The updated macroeconomic projections point to a near-term stagflation backdrop. The Q1 2025 GDP growth projection was slashed to 0.4% vs. 1.4% previously while the Q1 2025 CPI inflation forecast was raised to 2.8% vs. 2.4% previously. Market expectations for the BOE have adjusted lower, with the policy rate seen bottoming near 3.75% vs. 4.0% at the start of this month.

The minutes are worth noting. Importantly, they show that for one of the two members that voted for a 50 bp cut felt that “a more activist approach at this meeting would give a clearer signal of financial conditions appropriate for the United Kingdom.” Mann is an outspoken proponent of an activist monetary policy strategy. In the current economic cycle, this strategy meant keeping rates on hold for longer until there were clear signs the remaining persistence in inflation dissipates. Once inflation persistence has been purged, it would then be appropriate to ease fast and forcefully. The fact she voted for a jumbo cut today signals she sees a sharp slowdown in inflation. Mann will likely offer more clues behind what guided her decision today when she speaks next Tuesday. Chief Economist Pill speaks today.

ASIA

The IMF warns of Japan’s fiscal trajectory. In its annual Article IV consultation, the agency warned that “As interest rates rise, the cost of servicing the large public debt is expected to double by 2030, putting a premium on a robust debt management strategy.
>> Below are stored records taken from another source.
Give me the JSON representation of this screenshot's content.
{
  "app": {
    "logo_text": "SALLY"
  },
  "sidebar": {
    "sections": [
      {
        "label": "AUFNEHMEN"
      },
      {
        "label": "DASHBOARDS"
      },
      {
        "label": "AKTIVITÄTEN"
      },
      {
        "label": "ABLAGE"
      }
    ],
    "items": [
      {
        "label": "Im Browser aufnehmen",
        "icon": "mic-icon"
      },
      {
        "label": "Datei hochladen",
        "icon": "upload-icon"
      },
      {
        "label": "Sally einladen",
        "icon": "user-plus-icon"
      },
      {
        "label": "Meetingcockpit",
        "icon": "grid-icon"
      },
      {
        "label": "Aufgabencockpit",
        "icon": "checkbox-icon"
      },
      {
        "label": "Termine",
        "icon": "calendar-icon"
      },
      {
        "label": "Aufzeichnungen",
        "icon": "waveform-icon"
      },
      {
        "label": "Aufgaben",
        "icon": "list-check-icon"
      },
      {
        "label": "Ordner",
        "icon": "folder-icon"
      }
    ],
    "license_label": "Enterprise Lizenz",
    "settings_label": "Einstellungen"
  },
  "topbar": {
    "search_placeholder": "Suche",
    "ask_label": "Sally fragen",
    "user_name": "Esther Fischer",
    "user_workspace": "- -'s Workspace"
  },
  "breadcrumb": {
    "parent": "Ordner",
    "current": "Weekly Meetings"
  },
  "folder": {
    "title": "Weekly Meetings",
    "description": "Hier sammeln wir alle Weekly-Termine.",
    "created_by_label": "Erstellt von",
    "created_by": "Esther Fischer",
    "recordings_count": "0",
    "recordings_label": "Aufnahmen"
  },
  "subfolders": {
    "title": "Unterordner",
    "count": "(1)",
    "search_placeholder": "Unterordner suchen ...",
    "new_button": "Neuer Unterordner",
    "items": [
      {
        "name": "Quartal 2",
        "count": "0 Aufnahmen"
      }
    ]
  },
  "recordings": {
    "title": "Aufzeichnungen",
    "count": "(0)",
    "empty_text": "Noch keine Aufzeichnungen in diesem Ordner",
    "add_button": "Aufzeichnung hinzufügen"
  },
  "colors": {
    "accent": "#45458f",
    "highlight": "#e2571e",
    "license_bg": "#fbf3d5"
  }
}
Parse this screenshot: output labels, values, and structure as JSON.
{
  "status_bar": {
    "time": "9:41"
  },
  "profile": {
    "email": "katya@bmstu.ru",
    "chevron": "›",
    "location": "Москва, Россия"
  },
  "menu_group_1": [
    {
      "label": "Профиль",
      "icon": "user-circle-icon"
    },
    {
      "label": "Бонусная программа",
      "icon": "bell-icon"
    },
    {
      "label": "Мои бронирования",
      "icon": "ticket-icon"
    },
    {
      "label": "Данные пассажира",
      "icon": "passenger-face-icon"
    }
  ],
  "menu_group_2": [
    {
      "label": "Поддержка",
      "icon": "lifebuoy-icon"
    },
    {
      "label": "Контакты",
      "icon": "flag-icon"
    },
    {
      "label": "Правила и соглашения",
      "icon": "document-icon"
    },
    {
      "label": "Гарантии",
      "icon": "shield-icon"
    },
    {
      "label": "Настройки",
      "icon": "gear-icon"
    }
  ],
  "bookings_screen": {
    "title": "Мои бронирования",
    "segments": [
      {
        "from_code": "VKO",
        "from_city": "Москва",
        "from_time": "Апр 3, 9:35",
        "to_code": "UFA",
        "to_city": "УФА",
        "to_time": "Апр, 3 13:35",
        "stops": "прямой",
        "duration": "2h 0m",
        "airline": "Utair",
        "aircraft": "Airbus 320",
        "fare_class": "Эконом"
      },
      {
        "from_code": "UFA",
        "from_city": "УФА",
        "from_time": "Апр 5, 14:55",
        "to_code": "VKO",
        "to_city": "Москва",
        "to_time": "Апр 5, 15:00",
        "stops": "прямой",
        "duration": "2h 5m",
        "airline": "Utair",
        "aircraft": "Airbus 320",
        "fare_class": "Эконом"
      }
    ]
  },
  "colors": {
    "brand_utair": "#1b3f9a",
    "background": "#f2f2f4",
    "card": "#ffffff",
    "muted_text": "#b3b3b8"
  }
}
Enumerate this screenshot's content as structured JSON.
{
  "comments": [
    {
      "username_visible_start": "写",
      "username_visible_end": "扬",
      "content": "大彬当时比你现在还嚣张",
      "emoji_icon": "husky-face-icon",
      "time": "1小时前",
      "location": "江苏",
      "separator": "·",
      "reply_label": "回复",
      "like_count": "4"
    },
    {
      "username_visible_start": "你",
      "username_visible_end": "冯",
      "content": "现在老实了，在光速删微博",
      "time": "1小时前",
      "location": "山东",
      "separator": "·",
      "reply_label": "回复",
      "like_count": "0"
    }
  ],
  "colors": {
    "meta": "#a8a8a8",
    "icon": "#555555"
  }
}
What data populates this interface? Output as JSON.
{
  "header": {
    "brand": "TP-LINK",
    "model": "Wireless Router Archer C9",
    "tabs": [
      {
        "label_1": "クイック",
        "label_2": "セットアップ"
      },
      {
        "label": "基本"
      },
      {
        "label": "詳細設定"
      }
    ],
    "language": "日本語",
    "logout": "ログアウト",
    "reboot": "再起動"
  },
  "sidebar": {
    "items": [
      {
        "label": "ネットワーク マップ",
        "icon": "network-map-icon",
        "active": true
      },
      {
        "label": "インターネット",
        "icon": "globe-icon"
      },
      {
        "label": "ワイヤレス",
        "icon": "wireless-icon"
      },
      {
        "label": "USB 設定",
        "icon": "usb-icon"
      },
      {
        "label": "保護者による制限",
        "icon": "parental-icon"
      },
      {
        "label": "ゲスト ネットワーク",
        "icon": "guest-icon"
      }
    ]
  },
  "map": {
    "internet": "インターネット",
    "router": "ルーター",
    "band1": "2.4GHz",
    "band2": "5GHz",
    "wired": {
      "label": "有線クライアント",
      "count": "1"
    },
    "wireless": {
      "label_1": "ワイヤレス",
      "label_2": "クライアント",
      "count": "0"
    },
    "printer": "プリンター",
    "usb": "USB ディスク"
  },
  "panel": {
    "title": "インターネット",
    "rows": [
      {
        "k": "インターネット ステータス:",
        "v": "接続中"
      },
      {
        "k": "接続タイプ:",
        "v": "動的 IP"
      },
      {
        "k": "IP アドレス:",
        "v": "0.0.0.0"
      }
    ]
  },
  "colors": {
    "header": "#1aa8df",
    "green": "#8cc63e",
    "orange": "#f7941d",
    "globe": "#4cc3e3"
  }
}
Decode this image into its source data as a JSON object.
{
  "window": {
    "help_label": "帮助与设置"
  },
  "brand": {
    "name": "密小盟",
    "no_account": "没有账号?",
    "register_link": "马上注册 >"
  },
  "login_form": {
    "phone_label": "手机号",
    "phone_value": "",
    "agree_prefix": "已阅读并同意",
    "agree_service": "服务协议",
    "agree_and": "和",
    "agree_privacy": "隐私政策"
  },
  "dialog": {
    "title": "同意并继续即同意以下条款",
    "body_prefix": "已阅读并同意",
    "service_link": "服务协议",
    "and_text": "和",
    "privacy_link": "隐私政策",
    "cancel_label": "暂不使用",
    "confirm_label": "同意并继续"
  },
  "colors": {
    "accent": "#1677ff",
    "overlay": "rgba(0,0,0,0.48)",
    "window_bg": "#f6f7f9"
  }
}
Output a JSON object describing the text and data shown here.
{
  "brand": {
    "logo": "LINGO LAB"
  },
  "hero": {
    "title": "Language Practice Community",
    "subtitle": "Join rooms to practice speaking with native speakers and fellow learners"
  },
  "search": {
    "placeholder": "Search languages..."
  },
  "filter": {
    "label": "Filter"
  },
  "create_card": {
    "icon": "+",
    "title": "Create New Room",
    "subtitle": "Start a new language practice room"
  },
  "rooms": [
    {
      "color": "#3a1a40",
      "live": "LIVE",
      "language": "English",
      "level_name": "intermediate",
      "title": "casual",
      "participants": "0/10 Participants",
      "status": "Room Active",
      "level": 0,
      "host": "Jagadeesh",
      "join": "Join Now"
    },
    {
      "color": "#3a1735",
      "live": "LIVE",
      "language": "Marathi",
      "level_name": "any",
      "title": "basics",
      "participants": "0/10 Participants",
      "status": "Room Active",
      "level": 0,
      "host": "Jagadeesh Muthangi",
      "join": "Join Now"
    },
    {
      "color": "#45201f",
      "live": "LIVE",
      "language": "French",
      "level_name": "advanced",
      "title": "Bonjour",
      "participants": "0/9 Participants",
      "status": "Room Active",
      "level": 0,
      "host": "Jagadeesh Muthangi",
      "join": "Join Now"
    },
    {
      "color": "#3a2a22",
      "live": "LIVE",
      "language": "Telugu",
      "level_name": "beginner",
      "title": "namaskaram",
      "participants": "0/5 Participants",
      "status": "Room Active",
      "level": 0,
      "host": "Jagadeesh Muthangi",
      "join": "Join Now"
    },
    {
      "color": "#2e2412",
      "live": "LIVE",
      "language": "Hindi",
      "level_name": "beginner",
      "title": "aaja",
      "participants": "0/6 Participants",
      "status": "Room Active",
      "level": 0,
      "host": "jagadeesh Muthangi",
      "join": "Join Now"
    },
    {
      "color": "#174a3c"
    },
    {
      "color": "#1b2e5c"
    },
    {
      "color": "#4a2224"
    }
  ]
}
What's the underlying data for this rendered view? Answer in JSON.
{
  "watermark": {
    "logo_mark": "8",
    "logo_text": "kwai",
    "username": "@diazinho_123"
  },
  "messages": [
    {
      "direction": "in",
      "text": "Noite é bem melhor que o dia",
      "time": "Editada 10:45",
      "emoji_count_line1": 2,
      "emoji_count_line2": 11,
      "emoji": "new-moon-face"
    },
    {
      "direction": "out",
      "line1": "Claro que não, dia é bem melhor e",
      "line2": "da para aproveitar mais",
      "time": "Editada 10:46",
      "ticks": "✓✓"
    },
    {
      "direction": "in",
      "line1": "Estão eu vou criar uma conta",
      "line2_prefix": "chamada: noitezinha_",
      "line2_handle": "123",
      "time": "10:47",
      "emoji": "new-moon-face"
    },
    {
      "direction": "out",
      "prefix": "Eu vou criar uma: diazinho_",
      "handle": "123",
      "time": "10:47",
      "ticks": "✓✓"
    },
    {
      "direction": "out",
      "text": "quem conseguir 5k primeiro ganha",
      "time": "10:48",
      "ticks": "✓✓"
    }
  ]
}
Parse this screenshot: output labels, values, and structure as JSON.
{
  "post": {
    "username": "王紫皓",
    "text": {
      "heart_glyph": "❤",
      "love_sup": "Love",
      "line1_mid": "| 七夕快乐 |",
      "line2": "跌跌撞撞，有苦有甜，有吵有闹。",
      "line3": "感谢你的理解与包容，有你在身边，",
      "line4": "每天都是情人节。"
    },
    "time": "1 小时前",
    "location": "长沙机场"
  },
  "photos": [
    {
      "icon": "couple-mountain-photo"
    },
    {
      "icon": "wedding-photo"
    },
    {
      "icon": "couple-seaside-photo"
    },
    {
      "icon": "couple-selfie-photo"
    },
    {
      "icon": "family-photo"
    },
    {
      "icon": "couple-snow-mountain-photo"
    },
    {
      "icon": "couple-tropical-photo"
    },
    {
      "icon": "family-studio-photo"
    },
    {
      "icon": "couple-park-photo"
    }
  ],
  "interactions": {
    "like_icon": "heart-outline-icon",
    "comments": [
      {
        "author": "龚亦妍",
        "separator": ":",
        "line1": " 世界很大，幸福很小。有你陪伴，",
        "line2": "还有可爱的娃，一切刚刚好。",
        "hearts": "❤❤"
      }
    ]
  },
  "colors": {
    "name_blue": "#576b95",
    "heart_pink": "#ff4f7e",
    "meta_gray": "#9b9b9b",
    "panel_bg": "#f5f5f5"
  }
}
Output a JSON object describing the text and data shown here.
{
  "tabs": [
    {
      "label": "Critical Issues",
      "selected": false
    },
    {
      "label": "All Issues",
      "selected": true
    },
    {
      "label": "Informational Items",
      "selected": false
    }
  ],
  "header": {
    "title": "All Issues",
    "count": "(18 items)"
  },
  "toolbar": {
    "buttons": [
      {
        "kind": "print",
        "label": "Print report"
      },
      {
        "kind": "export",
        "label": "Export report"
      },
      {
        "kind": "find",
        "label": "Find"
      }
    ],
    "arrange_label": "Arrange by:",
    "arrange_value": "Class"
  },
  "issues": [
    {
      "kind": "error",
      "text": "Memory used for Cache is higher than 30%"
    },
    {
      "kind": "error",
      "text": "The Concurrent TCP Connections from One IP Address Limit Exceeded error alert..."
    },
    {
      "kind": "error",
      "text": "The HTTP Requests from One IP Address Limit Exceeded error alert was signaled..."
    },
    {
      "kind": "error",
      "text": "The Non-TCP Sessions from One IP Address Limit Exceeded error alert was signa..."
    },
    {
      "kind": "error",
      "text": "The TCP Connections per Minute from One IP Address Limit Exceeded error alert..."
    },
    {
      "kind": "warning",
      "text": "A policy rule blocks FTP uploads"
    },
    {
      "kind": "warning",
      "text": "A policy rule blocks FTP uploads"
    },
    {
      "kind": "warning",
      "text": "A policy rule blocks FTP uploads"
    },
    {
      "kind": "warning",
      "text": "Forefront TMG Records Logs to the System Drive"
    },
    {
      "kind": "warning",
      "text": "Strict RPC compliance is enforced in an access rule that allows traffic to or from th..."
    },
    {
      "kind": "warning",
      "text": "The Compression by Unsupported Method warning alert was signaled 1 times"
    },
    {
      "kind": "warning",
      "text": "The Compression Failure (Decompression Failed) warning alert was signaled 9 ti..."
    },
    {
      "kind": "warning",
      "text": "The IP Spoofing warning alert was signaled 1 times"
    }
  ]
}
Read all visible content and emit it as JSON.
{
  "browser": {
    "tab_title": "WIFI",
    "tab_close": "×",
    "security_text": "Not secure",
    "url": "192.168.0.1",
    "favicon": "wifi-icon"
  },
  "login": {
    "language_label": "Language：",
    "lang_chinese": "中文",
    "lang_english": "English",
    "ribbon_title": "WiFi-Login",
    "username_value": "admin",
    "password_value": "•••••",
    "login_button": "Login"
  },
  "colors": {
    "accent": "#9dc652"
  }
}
In the face of rising gross financing needs and a shrinking BOJ balance sheet, government bond issuance will need to rely on additional demand from foreign investors and domestic institutions.” While the IMF makes valid points, Japan has one huge mitigating factor: a high savings rate means that most of the JGBs outstanding are held domestically. Indeed, the BOJ holds nearly half!

Reserve Bank of India cut rates 25 bp to 6.25%, as expected. The decision to cut rates today was unanimous with the bank noting that “inflation has declined” and that growth is “much below that of last year.” The RBI also noted it would “continue with the neutral monetary policy stance and remain unambiguously focused on a durable alignment of inflation with the target, while supporting growth.” This is the first meeting under new Governor Malhotra and marks the first rate cut since 2020 after holding rates at 6.50% for almost two years. The swaps market is pricing in 25 bp of further easing over the next 12 months that would see the policy rate bottom at 6.00%.